In 1956, a group of scholars met at Dartmouth College in New Hampshire to 
map out a research path to artificial intelligence. They wanted to see if 
computers could be programmed to engage in cognitive thought, things like 
playing games, proving mathematical theorems, and the like. They also thought 
carefully about what language and knowledge are so that computers could 
describe things. Their efforts involved attempts to give computers choices and 
have them choose the best one. The researchers were optimistic about the 
possibilities of AI. When asking for funds from the Rockefeller Foundation, they 
wrote: 

An attempt will be made to find how to make machines use language, form 
abstractions and concepts, solve kinds of problems now reserved for humans, 
and improve themselves. We think that a significant advance can be made in 
one or more of these problems if a carefully selected group of scientists work 
on it together for a summer. 1 

This agenda turned out to be more visionary than practical. Among other 
challenges, the computers of the 1950s were not fast enough to do what the 
scholars envisioned. 

After that original research statement, AI showed some early progress in 
translation, but it proved slow. Work on AI in very specific environments (for 
instance, one that bred an artificial therapist) failed to generalize. The early 
1980s brought hope that engineers could carefully program expert systems to 
replicate skilled domains like medical diagnosis, but these were costly to 
develop, cumbersome, and could not address the myriad of exceptions and 
possibilities, leading to what became known as an “AI winter.” 

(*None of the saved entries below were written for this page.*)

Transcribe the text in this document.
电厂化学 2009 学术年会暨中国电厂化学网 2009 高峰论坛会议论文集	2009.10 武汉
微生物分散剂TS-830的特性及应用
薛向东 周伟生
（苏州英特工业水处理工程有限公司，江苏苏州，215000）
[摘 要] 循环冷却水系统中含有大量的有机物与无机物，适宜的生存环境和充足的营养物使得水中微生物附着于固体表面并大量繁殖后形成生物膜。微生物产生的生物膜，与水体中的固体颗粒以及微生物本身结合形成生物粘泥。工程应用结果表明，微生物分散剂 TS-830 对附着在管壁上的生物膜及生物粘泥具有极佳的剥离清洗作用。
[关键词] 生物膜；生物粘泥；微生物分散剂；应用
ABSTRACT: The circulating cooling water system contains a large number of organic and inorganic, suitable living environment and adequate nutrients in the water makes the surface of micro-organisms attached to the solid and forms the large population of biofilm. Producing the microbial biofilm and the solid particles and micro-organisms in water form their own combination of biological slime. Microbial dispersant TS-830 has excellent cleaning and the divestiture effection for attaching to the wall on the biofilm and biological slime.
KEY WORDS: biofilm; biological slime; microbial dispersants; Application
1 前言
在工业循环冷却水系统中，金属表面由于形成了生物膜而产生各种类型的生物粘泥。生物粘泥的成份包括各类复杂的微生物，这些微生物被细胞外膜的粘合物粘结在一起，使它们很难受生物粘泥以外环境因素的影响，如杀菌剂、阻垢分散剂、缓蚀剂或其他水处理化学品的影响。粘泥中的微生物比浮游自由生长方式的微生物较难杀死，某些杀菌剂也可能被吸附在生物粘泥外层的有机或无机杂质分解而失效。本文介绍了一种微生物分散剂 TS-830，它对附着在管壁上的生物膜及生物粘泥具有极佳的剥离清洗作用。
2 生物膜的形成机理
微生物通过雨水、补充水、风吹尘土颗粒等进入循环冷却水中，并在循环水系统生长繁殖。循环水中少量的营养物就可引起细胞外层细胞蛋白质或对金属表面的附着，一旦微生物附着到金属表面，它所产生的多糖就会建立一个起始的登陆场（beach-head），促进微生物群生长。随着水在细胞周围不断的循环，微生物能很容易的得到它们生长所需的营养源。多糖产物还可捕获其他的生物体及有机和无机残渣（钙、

Winter, however, appears to be over. More data, better models, and enhanced 


computers have enabled recent developments in machine learning to improve 
prediction. Improvements in the collection and storage of big data have provided 
feedstock for new machine learning algorithms. Compared to their older 
statistical counterparts, and facilitated by the invention of more suitable 
processors, the new machine learning models are significantly more flexible and 
generate better predictions—so much better that some people have returned to 
describing this branch of computer science as “artificial intelligence.” 


Predicting Churn 

Better data, models, and computers are at the core of progress in prediction. To 
understand their value, let’s consider a long-standing problem of prediction: 
forecasting what marketers call “customer churn.” For many businesses, 
customers are expensive to acquire and, therefore, losing customers through 
churn, is costly. Once acquired, businesses can capitalize on those acquisition 
costs by reducing churn. In service industries like insurance, financial services, 
and telecommunications, managing churn is perhaps the most important 
marketing activity. The first step in reducing churn is to identify at-risk 
customers. Companies can use prediction technologies to do that. 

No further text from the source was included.